このページでは、サービスによる Microsoft Azure Edge デプロイに対する Azure Marketplace の使用に関連する要件について説明します。
この情報は、ユーザーまたはユーザーの IT 組織またはセキュリティ組織が環境の Microsoft Azure サブスクリプションに Azure Marketplace オファーまたは Azure Marketplace の注文の使用に関する制限を設定している場合に適用されます。
デプロイ時間を短縮するために、Edge Gateway および Unified Access Gateway インスタンスのデプロイでは、Azure Marketplace で提供するオファーを使用する必要があります。サービスによる Microsoft Azure Edge デプロイに対する Azure Marketplace の使用は、AKS ベースのデプロイではなく、Edge 仮想マシンベースのデプロイでのみ使用できます。
Azure Marketplace と Edge デプロイの関係
デプロイ コードは、API 呼び出しによって、プログラムで、omnissallc という名前の publisherID に対応する Azure Marketplace での Horizon Cloud オファーの条件に同意しようとします。

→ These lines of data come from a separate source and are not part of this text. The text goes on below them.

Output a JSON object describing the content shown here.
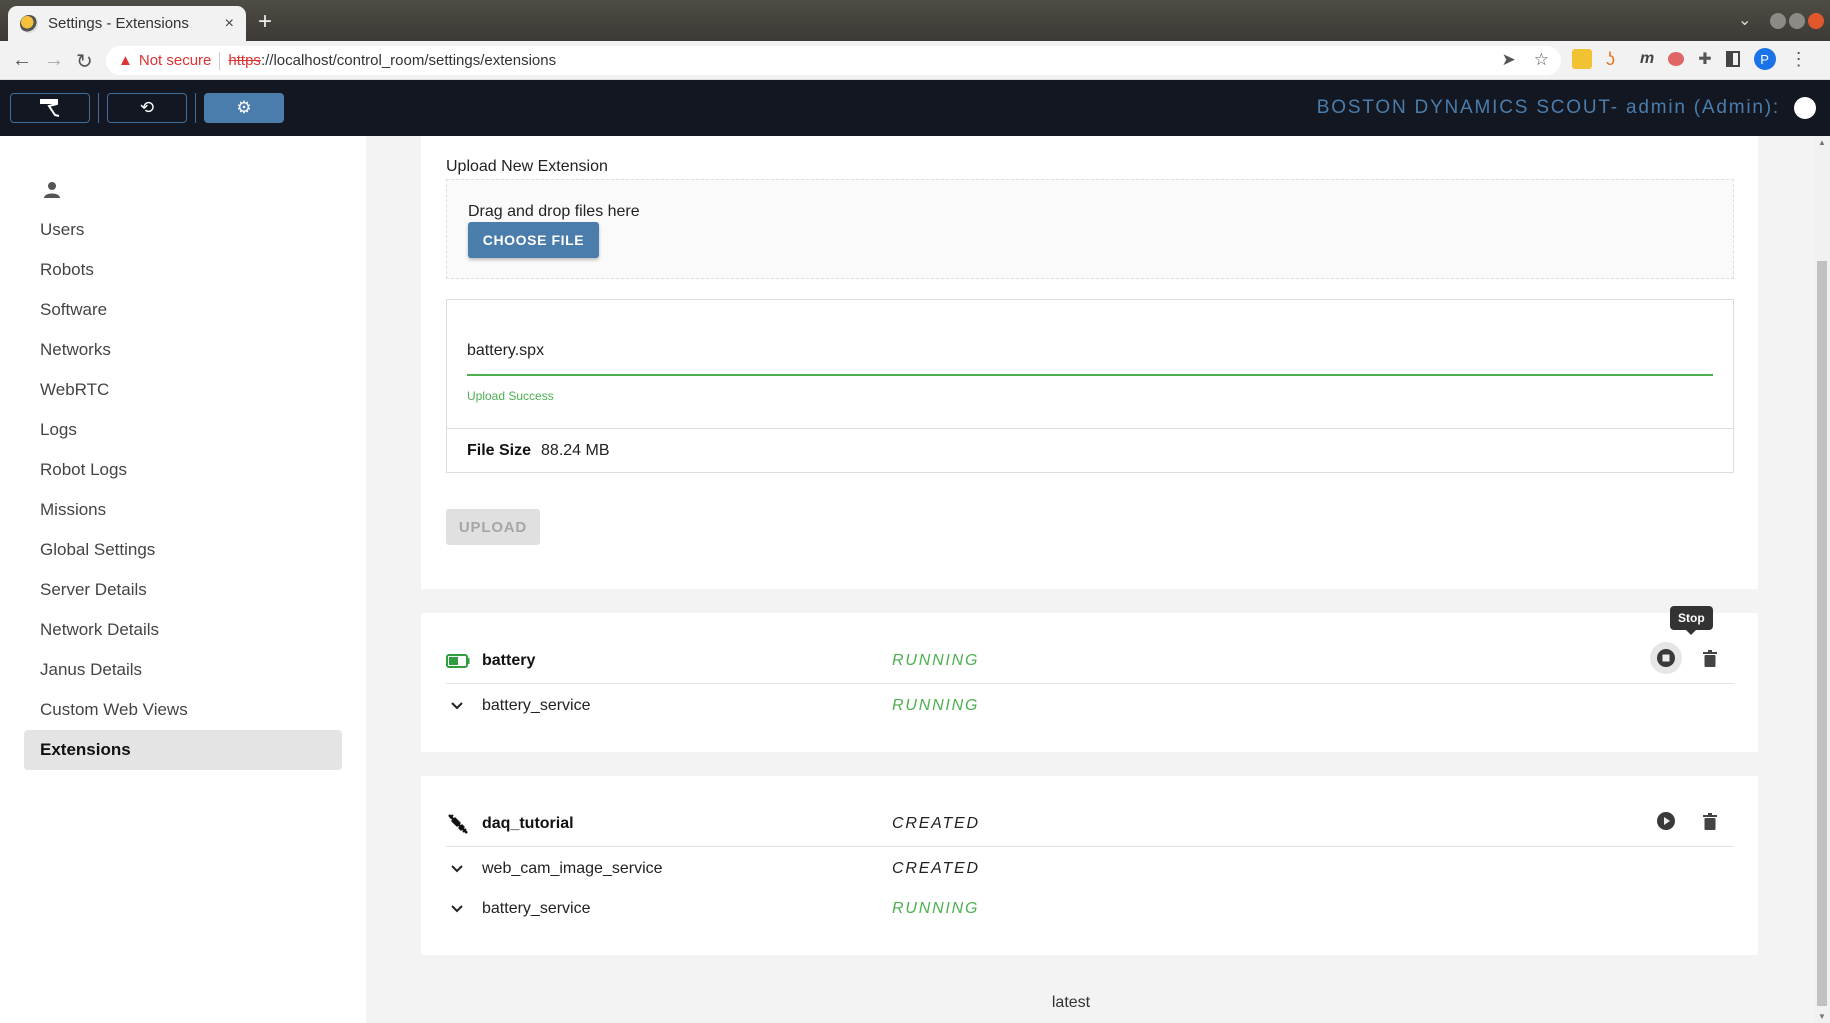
{
  "browser": {
    "tab_title": "Settings - Extensions",
    "new_tab": "+",
    "close_tab": "×",
    "security_label": "Not secure",
    "url_scheme": "https",
    "url_rest": "://localhost/control_room/settings/extensions",
    "profile_initial": "P"
  },
  "header": {
    "brand": "BOSTON DYNAMICS SCOUT- admin (Admin):",
    "nav_buttons": [
      {
        "name": "robot-control",
        "icon": "robot-icon"
      },
      {
        "name": "history",
        "icon": "history-icon"
      },
      {
        "name": "settings",
        "icon": "gear-icon",
        "active": true
      }
    ]
  },
  "sidebar": {
    "items": [
      {
        "label": "Users"
      },
      {
        "label": "Robots"
      },
      {
        "label": "Software"
      },
      {
        "label": "Networks"
      },
      {
        "label": "WebRTC"
      },
      {
        "label": "Logs"
      },
      {
        "label": "Robot Logs"
      },
      {
        "label": "Missions"
      },
      {
        "label": "Global Settings"
      },
      {
        "label": "Server Details"
      },
      {
        "label": "Network Details"
      },
      {
        "label": "Janus Details"
      },
      {
        "label": "Custom Web Views"
      },
      {
        "label": "Extensions",
        "active": true
      }
    ]
  },
  "upload": {
    "title": "Upload New Extension",
    "drop_text": "Drag and drop files here",
    "choose_label": "CHOOSE FILE",
    "file_name": "battery.spx",
    "progress": 1.0,
    "status": "Upload Success",
    "file_size_label": "File Size",
    "file_size_value": "88.24 MB",
    "upload_label": "UPLOAD"
  },
  "extensions": [
    {
      "name": "battery",
      "icon": "battery-icon",
      "status": "RUNNING",
      "action": "stop",
      "tooltip": "Stop",
      "services": [
        {
          "name": "battery_service",
          "status": "RUNNING"
        }
      ]
    },
    {
      "name": "daq_tutorial",
      "icon": "plug-off-icon",
      "status": "CREATED",
      "action": "play",
      "services": [
        {
          "name": "web_cam_image_service",
          "status": "CREATED"
        },
        {
          "name": "battery_service",
          "status": "RUNNING"
        }
      ]
    }
  ],
  "footer": {
    "version": "latest"
  },
  "colors": {
    "accent": "#4a7dab",
    "header_bg": "#131722",
    "running": "#4caf50",
    "created": "#222222"
  }
}
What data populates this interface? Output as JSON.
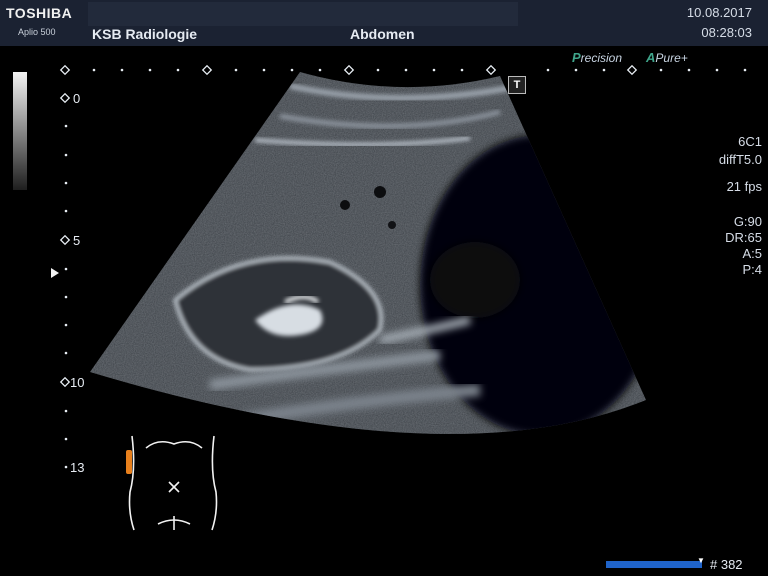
{
  "header": {
    "brand": "TOSHIBA",
    "model": "Aplio 500",
    "institution": "KSB Radiologie",
    "preset": "Abdomen",
    "date": "10.08.2017",
    "time": "08:28:03"
  },
  "logos": {
    "precision_first": "P",
    "precision_rest": "recision",
    "pure_first": "A",
    "pure_rest": "Pure",
    "pure_plus": "+"
  },
  "t_badge": "T",
  "depth_scale": {
    "label_0": "0",
    "label_5": "5",
    "label_10": "10",
    "label_13": "13"
  },
  "params": {
    "probe": "6C1",
    "mode": "diffT5.0",
    "fps": "21 fps",
    "gain": "G:90",
    "dynamic_range": "DR:65",
    "a": "A:5",
    "p": "P:4"
  },
  "frame_counter": "# 382",
  "colors": {
    "header_bg": "#1b2232",
    "logo_accent": "#3fa48a",
    "bodymark_probe": "#e8801c",
    "frame_bar": "#1f63c9"
  }
}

| 関連エンティティ | publisherID | offerID | planID |
|---|---|---|---|
| Edge Gateway | omnissallc | horizon-edge-gw | byol_release |
| Unified Access Gateway | omnissallc | omnissa-hcs-uag | omnissa-hcs-uag-v2 |
**注:**Azure ポータルを使用して Azure Marketplace に移動してこれらのオファーを表示することはサポートされていません。Horizon Cloud は、API 呼び出しを使用したプログラムによるアクセスのためにこれらのオファーを公開します。
API 呼び出しの要件
このプログラムによる方法が成功するには、Microsoft Azure Edge デプロイの Azure サブスクリプションは以下のセクションで説明する要件を満たす必要があります。
これらの項目は、上記の表に記載されているサービスの publisherID、offerID、および planID に対応する Azure Marketplace での Horizon Cloud オファーの条件に同意するために、デプロイヤ API 呼び出しに提供されます。

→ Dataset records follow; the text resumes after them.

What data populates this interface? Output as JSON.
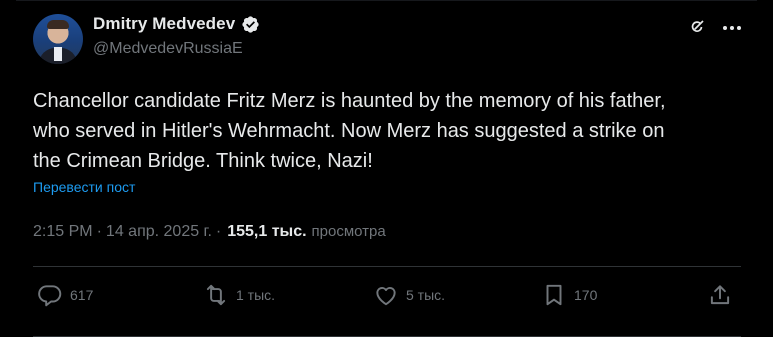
{
  "author": {
    "display_name": "Dmitry Medvedev",
    "handle": "@MedvedevRussiaE",
    "verified": true
  },
  "tweet": {
    "text": "Chancellor candidate Fritz Merz is haunted by the memory of his father,\nwho served in Hitler's Wehrmacht. Now Merz has suggested a strike on\nthe Crimean Bridge. Think twice, Nazi!",
    "translate_label": "Перевести пост"
  },
  "meta": {
    "time": "2:15 PM",
    "separator": "·",
    "date": "14 апр. 2025 г.",
    "separator2": "·",
    "views_count": "155,1 тыс.",
    "views_label": "просмотра"
  },
  "actions": {
    "replies": "617",
    "reposts": "1 тыс.",
    "likes": "5 тыс.",
    "bookmarks": "170"
  },
  "icons": {
    "header": [
      "grok-icon",
      "more-icon",
      "verified-badge-icon"
    ],
    "actions": [
      "reply-icon",
      "repost-icon",
      "like-icon",
      "bookmark-icon",
      "share-icon"
    ]
  },
  "colors": {
    "background": "#000000",
    "text_primary": "#e7e9ea",
    "text_secondary": "#71767b",
    "link": "#1d9bf0",
    "divider": "#2f3336"
  }
}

これらの要件は、Edge Gateway および Unified Access Gateway インスタンスで使用されるサブスクリプションに適用されます。
サブスクリプションで次の項目が満たされていない場合、オファー条件に同意するためのデプロイヤ コードの API 呼び出しが失敗し、そのサブスクリプションに関連するデプロイに失敗します。
環境のサービス プリンシパルがカスタム ロールを使用する場合の要件
カスタム ロールを使用する場合、次の権限をカスタム ロールに含める必要があります。
Microsoft.MarketplaceOrdering/offertypes/publishers/offers/plans/agreements/readMicrosoft.MarketplaceOrdering/offertypes/publishers/offers/plans/agreements/write
Azure ポリシーがサブスクリプションで許可される Azure リソース タイプを制限する場合の要件
一部の IT 組織の Azure ポリシーでは、名前で明示的に許可されている特定のリソース タイプを除き、Azure リソース タイプのすべての使用を禁止するように指定されている場合があります。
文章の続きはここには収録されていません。